Creating a Django app

Creating a Django app

In this article, we are going to create a Django app for the project we just configured on the previous article. A project can have multiple apps. Apps inside a project are standalone. That means an app can be plugged into another Django project and work as expected.

Assumptions made:

  1. You have set up the project as guided here: Setting up a Django project. ✅
  2. You are excited. 😎

Let's get started. In the previous blog on Setting up a Django project we went through setting up the project and launching the local development server. You can practise the same and create a new project using the same guide. Use todo as the project name and just like that now you have an idea of what we are building😁.

As a quick setup launch your terminal:

  1. Make a directory, run: mkdir todo
  2. Change into the directory, run: cd todo
  3. Make virtual environment, run: python3 -m venv venv
  4. Activate the virtual environment, run: source venv/bin/activate
  5. Install Django: pip install django
  6. Create a django project: django-admin startproject todo .
  7. Test everything is ready: python manage.py runserver

When that done the project directory will look like this:

Screenshot-20200913140034-247x298.png

NB: Depending on your editor configuration, you might see a venv folder which is where our virtual environment lives.

1. Creating an app

Now its time to furnish our house. What constitutes a basic todo app? If you said tasks you are right. If you said, anything else let me know in the comments section. It might get added to our project in the next iteration 😉. We are going to create a tasks app inside our project. To do this on your terminal, run:

  python manage.py startapp tasks

Note: we could have also used django-admin startapp tasks both commands will give the same result though we will use manage.py more often. Since we are just working with one project, we are keeping it simple. django-admin is preferred when we are working with more than one project and need to switch project settings.

The command will create an app directory in our current working directory, which is the root of the project directory. Open the folder that gets created. You should have a folder structure as below:

Screenshot-20200913145234-170x372.png

2. Explore the app directory

As you have noted, Django creates the app directory and adds some files inside the app directory. The files will help us in getting started with writing our code than setting up a directory structure. That is just Django staying true to its philosophy. Inside the tasks directory, there is:

  • migrations folder - contains files that will record the changes we have made to our models.
  • models.py - contains python classes that represent a database table in the database. Inside the class are fields which represent actual database fields and methods which you can use to define your model behaviours.
  • views.py - contains python functions or classes that determine what HTML templates get rendered and with what data.
  • apps.py - When they are specific app configurations that you want to add they go here.
  • tests.py - contains tests for where test-driven-development is involved.
  • admin.py - to add our model to the admin interface (Ooops I spoke soon 🤭). Yes, Django does provide us with a full house admin interface that we can manage our models from, pretty fantastic!!😎
  • __init__.py - this makes our tasks directory a python package. I love to think of it as a python made port that allows us to ship things outside of the directory.

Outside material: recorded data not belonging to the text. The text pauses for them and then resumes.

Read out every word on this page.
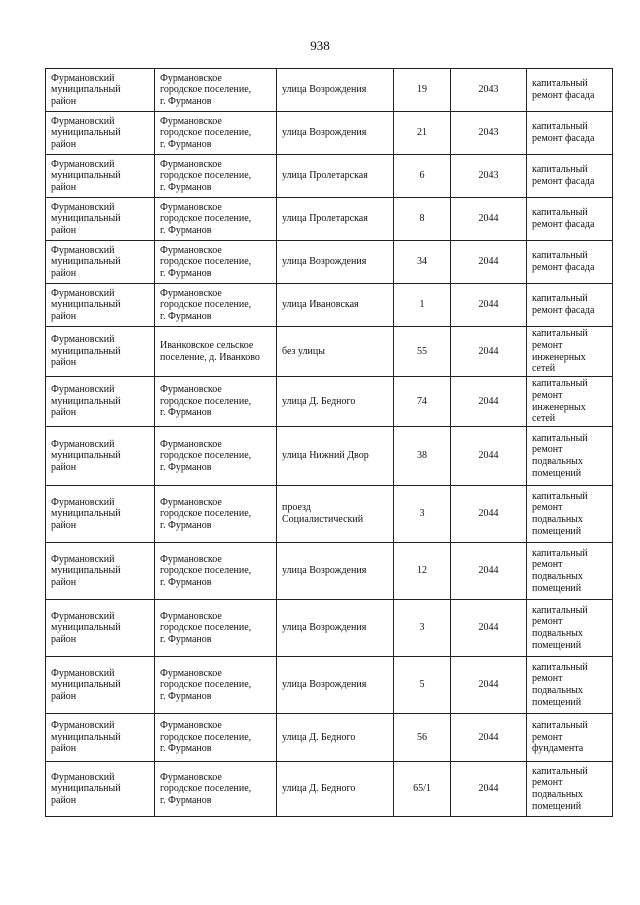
938
Фурмановский
муниципальный
район	Фурмановское
городское поселение,
г. Фурманов	улица Возрождения	19	2043	капитальный
ремонт фасада
Фурмановский
муниципальный
район	Фурмановское
городское поселение,
г. Фурманов	улица Возрождения	21	2043	капитальный
ремонт фасада
Фурмановский
муниципальный
район	Фурмановское
городское поселение,
г. Фурманов	улица Пролетарская	6	2043	капитальный
ремонт фасада
Фурмановский
муниципальный
район	Фурмановское
городское поселение,
г. Фурманов	улица Пролетарская	8	2044	капитальный
ремонт фасада
Фурмановский
муниципальный
район	Фурмановское
городское поселение,
г. Фурманов	улица Возрождения	34	2044	капитальный
ремонт фасада
Фурмановский
муниципальный
район	Фурмановское
городское поселение,
г. Фурманов	улица Ивановская	1	2044	капитальный
ремонт фасада
Фурмановский
муниципальный
район	Иванковское сельское
поселение, д. Иванково	без улицы	55	2044	капитальный
ремонт
инженерных
сетей
Фурмановский
муниципальный
район	Фурмановское
городское поселение,
г. Фурманов	улица Д. Бедного	74	2044	капитальный
ремонт
инженерных
сетей
Фурмановский
муниципальный
район	Фурмановское
городское поселение,
г. Фурманов	улица Нижний Двор	38	2044	капитальный
ремонт
подвальных
помещений
Фурмановский
муниципальный
район	Фурмановское
городское поселение,
г. Фурманов	проезд
Социалистический	3	2044	капитальный
ремонт
подвальных
помещений
Фурмановский
муниципальный
район	Фурмановское
городское поселение,
г. Фурманов	улица Возрождения	12	2044	капитальный
ремонт
подвальных
помещений
Фурмановский
муниципальный
район	Фурмановское
городское поселение,
г. Фурманов	улица Возрождения	3	2044	капитальный
ремонт
подвальных
помещений
Фурмановский
муниципальный
район	Фурмановское
городское поселение,
г. Фурманов	улица Возрождения	5	2044	капитальный
ремонт
подвальных
помещений
Фурмановский
муниципальный
район	Фурмановское
городское поселение,
г. Фурманов	улица Д. Бедного	56	2044	капитальный
ремонт
фундамента
Фурмановский
муниципальный
район	Фурмановское
городское поселение,
г. Фурманов	улица Д. Бедного	65/1	2044	капитальный
ремонт
подвальных
помещений
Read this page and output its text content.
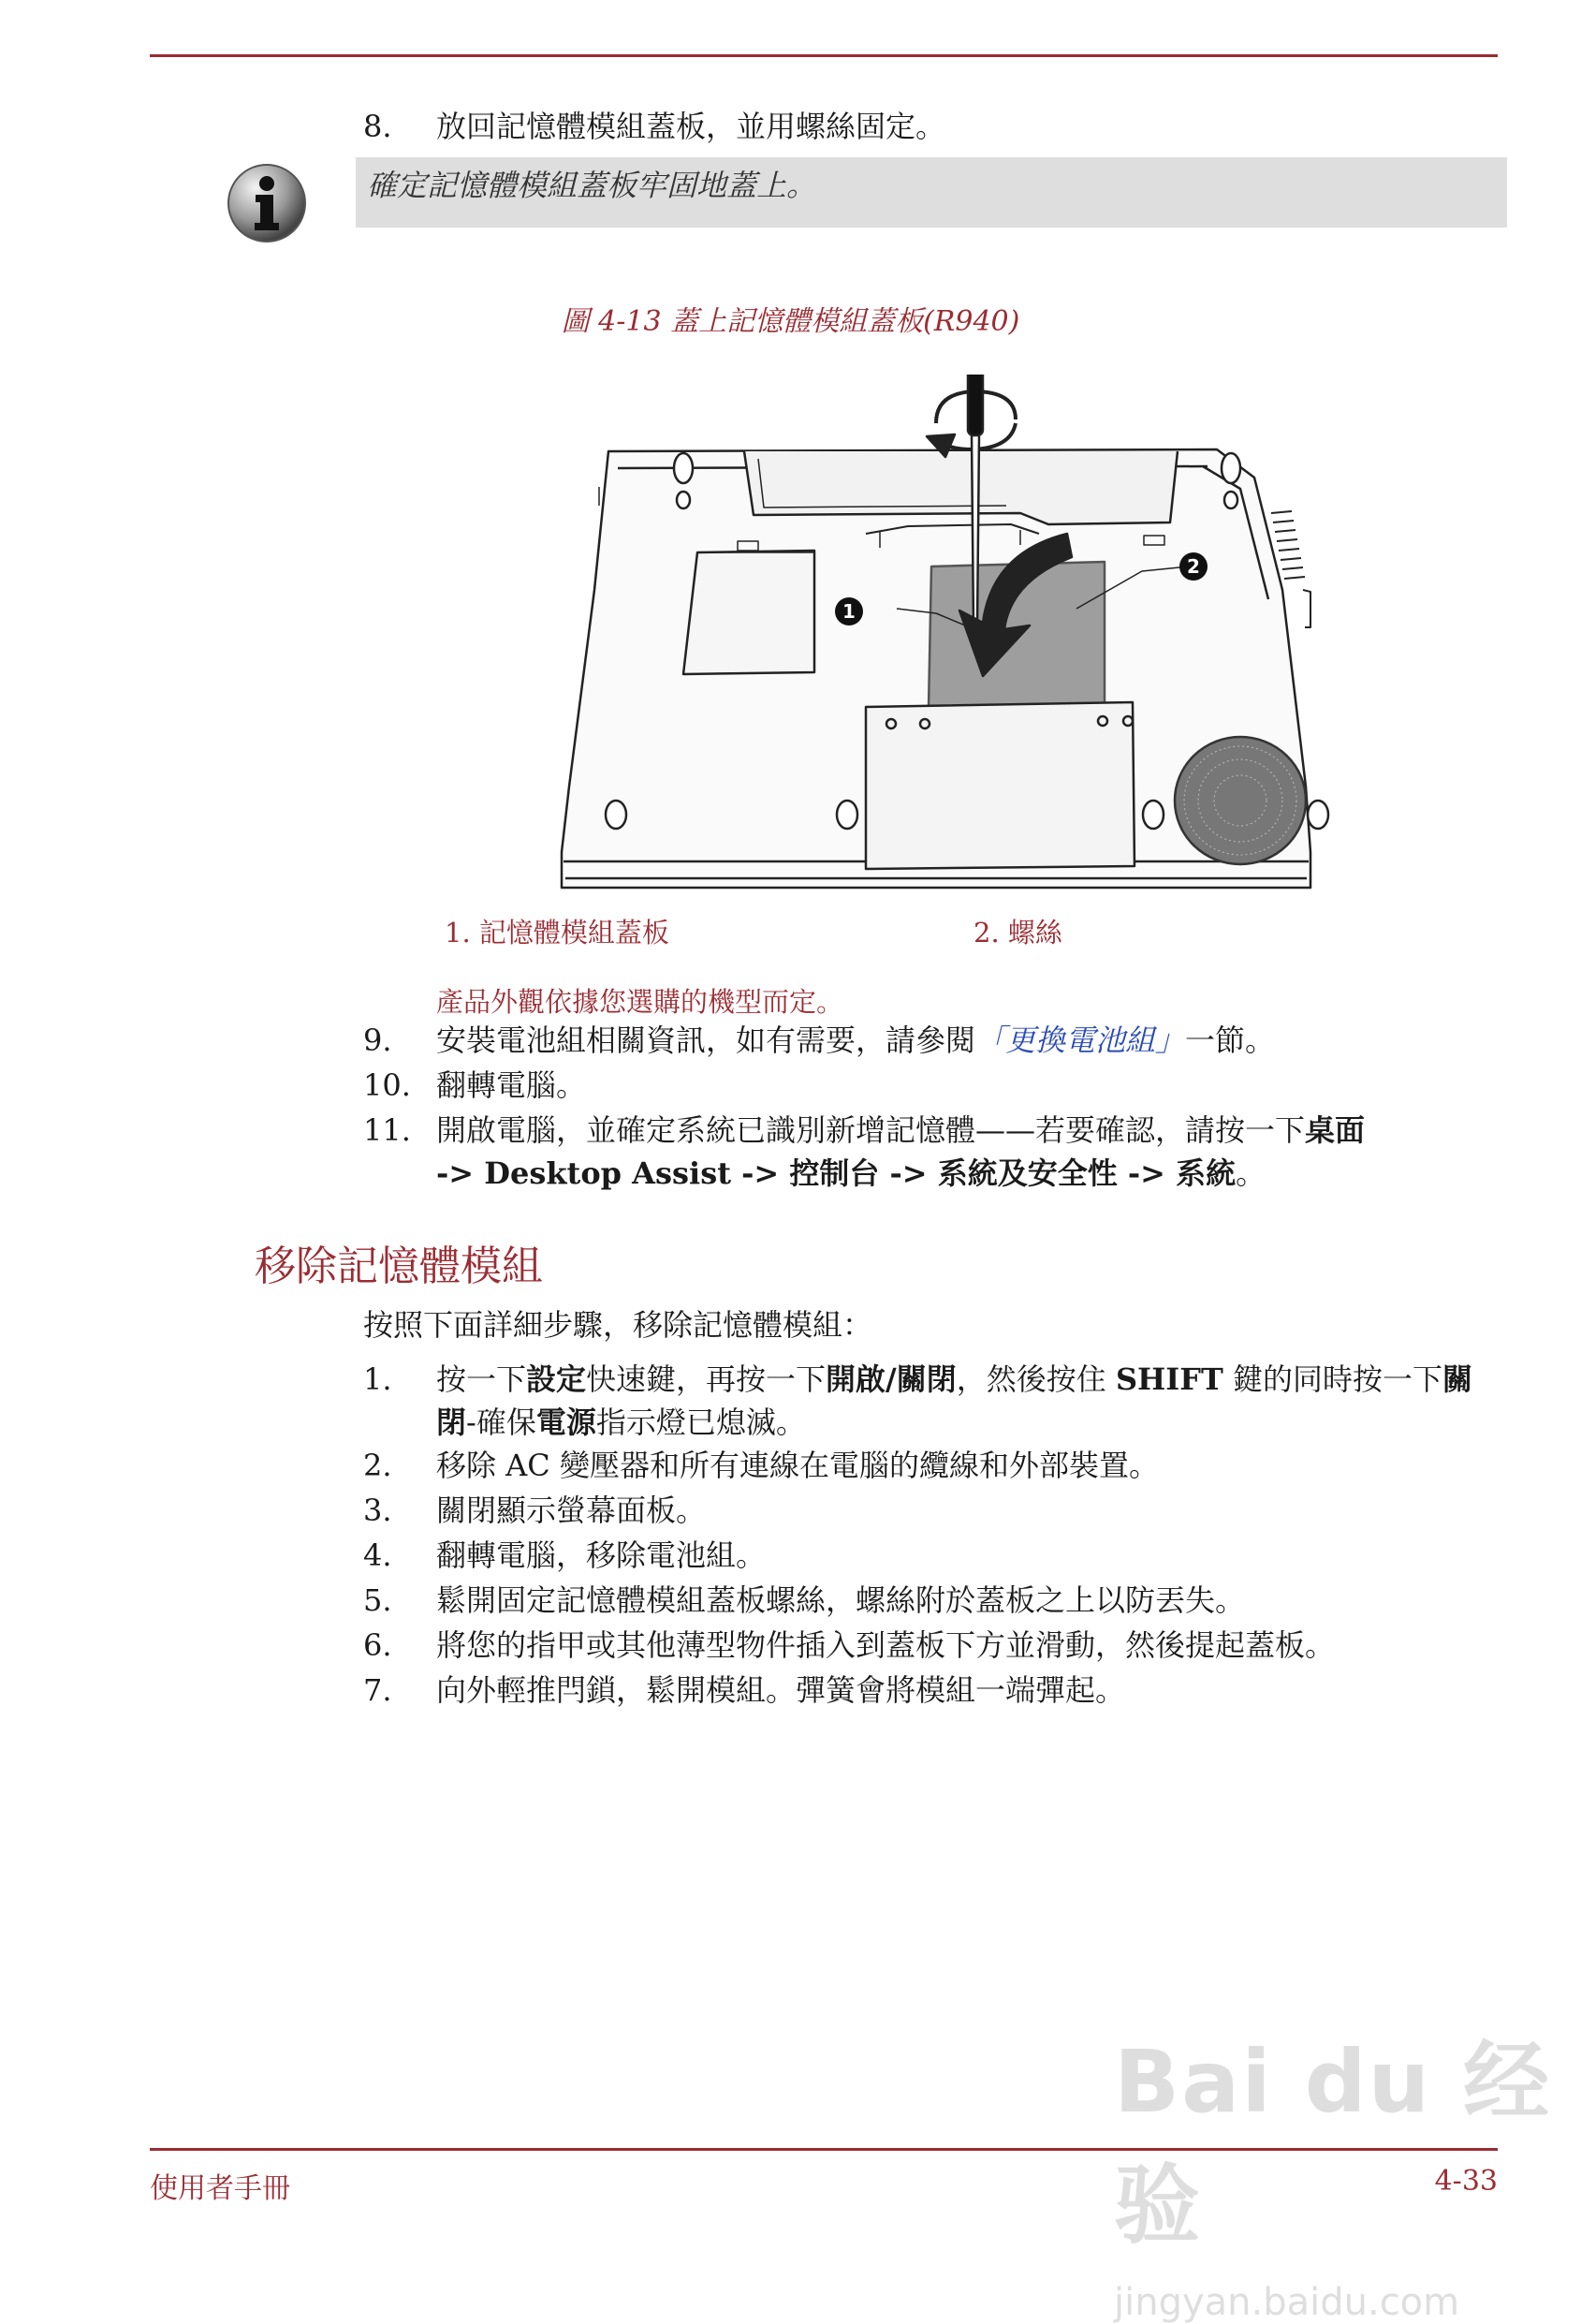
8. 放回記憶體模組蓋板，並用螺絲固定。
確定記憶體模組蓋板牢固地蓋上。
圖 4-13 蓋上記憶體模組蓋板(R940)
1
2
1. 記憶體模組蓋板	2. 螺絲
產品外觀依據您選購的機型而定。
9. 安裝電池組相關資訊，如有需要，請參閱「更換電池組」一節。
10. 翻轉電腦。
11. 開啟電腦，並確定系統已識別新增記憶體——若要確認，請按一下桌面
-> Desktop Assist -> 控制台 -> 系統及安全性 -> 系統。
移除記憶體模組
按照下面詳細步驟，移除記憶體模組：
1. 按一下設定快速鍵，再按一下開啟/關閉，然後按住 SHIFT 鍵的同時按一下關閉-確保電源指示燈已熄滅。
2. 移除 AC 變壓器和所有連線在電腦的纜線和外部裝置。
3. 關閉顯示螢幕面板。
4. 翻轉電腦，移除電池組。
5. 鬆開固定記憶體模組蓋板螺絲，螺絲附於蓋板之上以防丟失。
6. 將您的指甲或其他薄型物件插入到蓋板下方並滑動，然後提起蓋板。
7. 向外輕推閂鎖，鬆開模組。彈簧會將模組一端彈起。
Bai du 经验
jingyan.baidu.com
使用者手冊	4-33
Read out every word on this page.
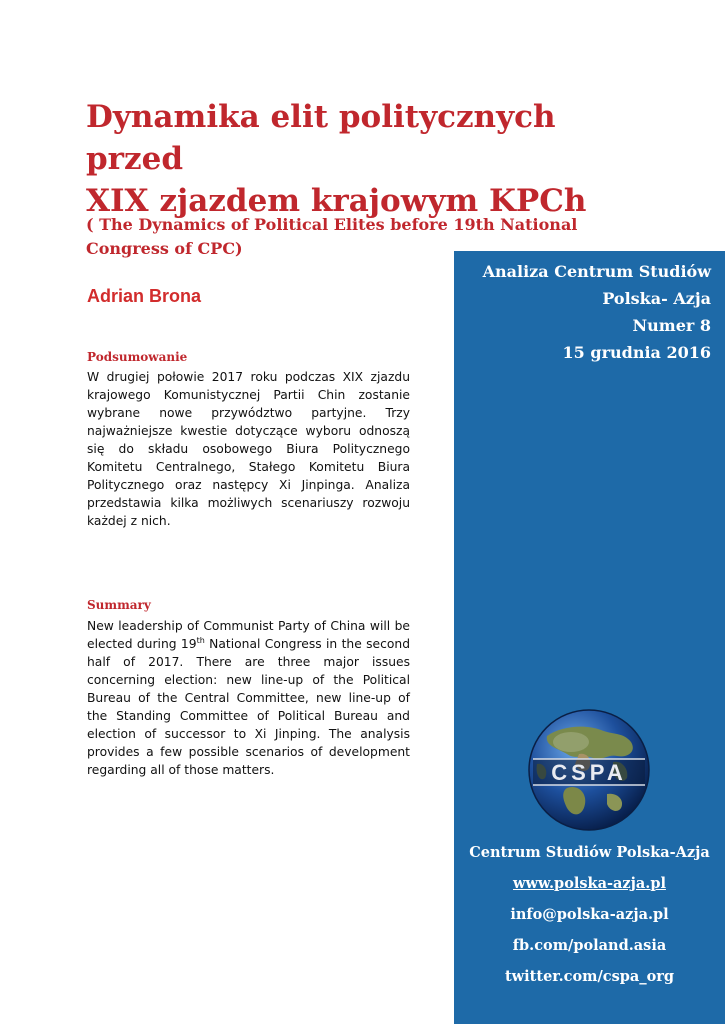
Dynamika elit politycznych przed
XIX zjazdem krajowym KPCh

( The Dynamics of Political Elites before 19th National
Congress of CPC)

Adrian Brona

Podsumowanie

W drugiej połowie 2017 roku podczas XIX zjazdu krajowego Komunistycznej Partii Chin zostanie wybrane nowe przywództwo partyjne. Trzy najważniejsze kwestie dotyczące wyboru odnoszą się do składu osobowego Biura Politycznego Komitetu Centralnego, Stałego Komitetu Biura Politycznego oraz następcy Xi Jinpinga. Analiza przedstawia kilka możliwych scenariuszy rozwoju każdej z nich.

Summary

New leadership of Communist Party of China will be elected during 19th National Congress in the second half of 2017. There are three major issues concerning election: new line-up of the Political Bureau of the Central Committee, new line-up of the Standing Committee of Political Bureau and election of successor to Xi Jinping. The analysis provides a few possible scenarios of development regarding all of those matters.

Analiza Centrum Studiów
Polska- Azja
Numer 8
15 grudnia 2016
CSPA
Centrum Studiów Polska-Azja
www.polska-azja.pl
info@polska-azja.pl
fb.com/poland.asia
twitter.com/cspa_org
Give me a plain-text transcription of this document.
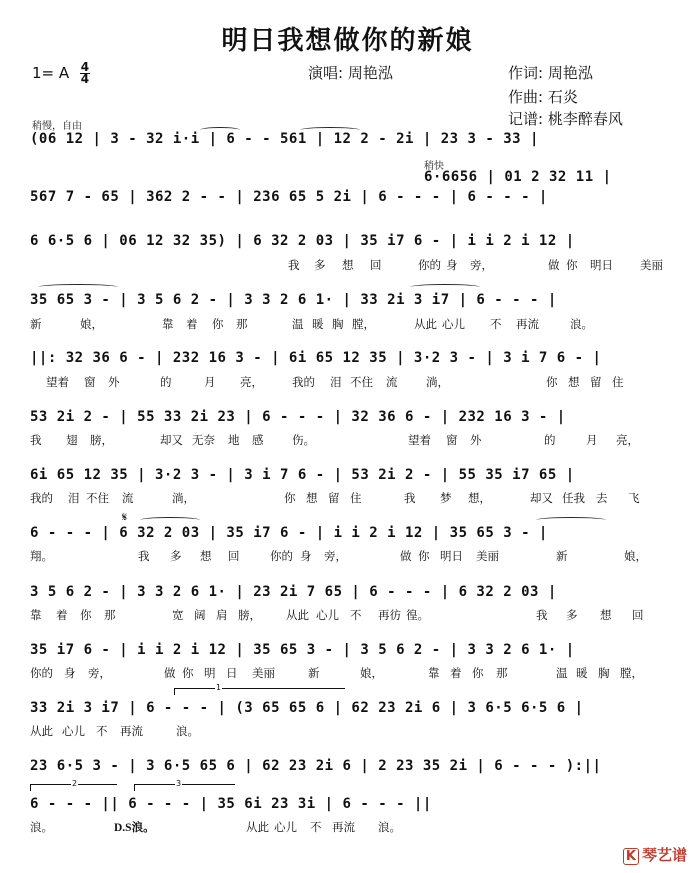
明日我想做你的新娘
1= A $\frac{4}{4}$	演唱: 周艳泓	作词: 周艳泓
作曲: 石炎
记谱: 桃李醉春风
稍慢，自由
稍快
(06 12 | 3 - 32 i·i | 6 - - 561 | 12 2 - 2i | 23 3 - 33 |
6·6656 | 01 2 32 11 |
567 7 - 65 | 362 2 - - | 236 65 5 2i | 6 - - - | 6 - - - |
6 6·5 6 | 06 12 32 35) | 6 32 2 03 | 35 i7 6 - | i i 2 i 12 |
35 65 3 - | 3 5 6 2 - | 3 3 2 6 1· | 33 2i 3 i7 | 6 - - - |
||: 32 36 6 - | 232 16 3 - | 6i 65 12 35 | 3·2 3 - | 3 i 7 6 - |
53 2i 2 - | 55 33 2i 23 | 6 - - - | 32 36 6 - | 232 16 3 - |
6i 65 12 35 | 3·2 3 - | 3 i 7 6 - | 53 2i 2 - | 55 35 i7 65 |
6 - - - | 6 32 2 03 | 35 i7 6 - | i i 2 i 12 | 35 65 3 - |
3 5 6 2 - | 3 3 2 6 1· | 23 2i 7 65 | 6 - - - | 6 32 2 03 |
35 i7 6 - | i i 2 i 12 | 35 65 3 - | 3 5 6 2 - | 3 3 2 6 1· |
33 2i 3 i7 | 6 - - - | (3 65 65 6 | 62 23 2i 6 | 3 6·5 6·5 6 |
23 6·5 3 - | 3 6·5 65 6 | 62 23 2i 6 | 2 23 35 2i | 6 - - - ):||
6 - - - || 6 - - - | 35 6i 23 3i | 6 - - - ||
𝄋
1
2	3
我 多 想 回	你的 身 旁，	做 你 明日 美丽
新	娘，	靠 着 你 那	温 暖 胸 膛，	从此 心儿 不 再流	浪。
望着 窗 外	的	月 亮，	我的 泪 不住 流 淌，	你 想 留 住
我 翅 膀，	却又 无奈 地 感 伤。	望着 窗 外	的	月 亮，
我的 泪 不住 流	淌，	你 想 留 住	我 梦 想，	却又 任我 去 飞
翔。	我 多 想 回	你的 身 旁，	做 你 明日 美丽	新	娘，
靠 着 你 那	宽 阔 肩 膀， 从此 心儿 不 再彷 徨。	我 多 想 回
你的 身 旁，	做 你 明 日 美丽	新	娘，	靠 着 你 那	温 暖 胸 膛，
从此 心儿 不 再流	浪。
浪。	D.S浪。	从此 心儿 不 再流 浪。
K 琴艺谱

Great now that we are familiar with what the different files its time to tell Django about our discovery.

3. Registring the app

To register the tasks app on our Django project open the setttings.py inside todo directory. We are going to edit the INSTALLED_APPS list. Scroll down you will find the list of installed apps which are already configured by default when we generated the project folder. You there now, add tasks to the list.

Screenshot-20200913155547-299x284.png

4. Writing our first view

Let us try to understand what views are by writing one. Inside the views.py replace the code inside with the code below.

from django.shortcuts import render

def index(request):
  return render(request, 'index.html')

We have created a python function named index which returns a template page called index.html. Inside the tasks directory, add a folder named templates. Navigate inside the templates directory and create index.html file. Open index.html then add some text. You can copy from below:

<h1>Hello Django World!</h1>

To access the index page, we need to define some URL to get there. Return to the tasks directory and create a urls.py file and paste the following:

from django.urls import path
from tasks import views

urlpatterns = [
    path('', views.index),
]

This file is where all URLs that relate to the tasks app will be defined. I know you are asking what is happening with all this urls.py and templates folder we will go through them in details in the next one. For now, let's create a minimal setup. Open the urls.py inside todo directory. Inside the file, add the tasks app urls. The todo/urls.py module will look now have the code below:

from django.contrib import admin
from django.urls import path, include

urlpatterns = [
    path('admin/', admin.site.urls),
    path('tasks/', include('tasks.urls'))
]

When you add tasks to our domain, Django looks for the path inside tasks/urls.py. The resulting path will call index function, which we defined in views.py which renders index.html.

5. Start the server

Once you have those URLs wired up, let's see it in action. On your terminal start the server, run:

python manage.py runserver

Follow the server link provided. You will notice the results is Page Not Found this is because the URL path to tasks is not complete, pun intended😁. On the browser URL, append tasks. The result should be the index page shown below:

Screenshot-20200913170439-625x286.png

🥳🥳🥳 We have our app now setup. Next, we will begin building on it. Catch you in the next one.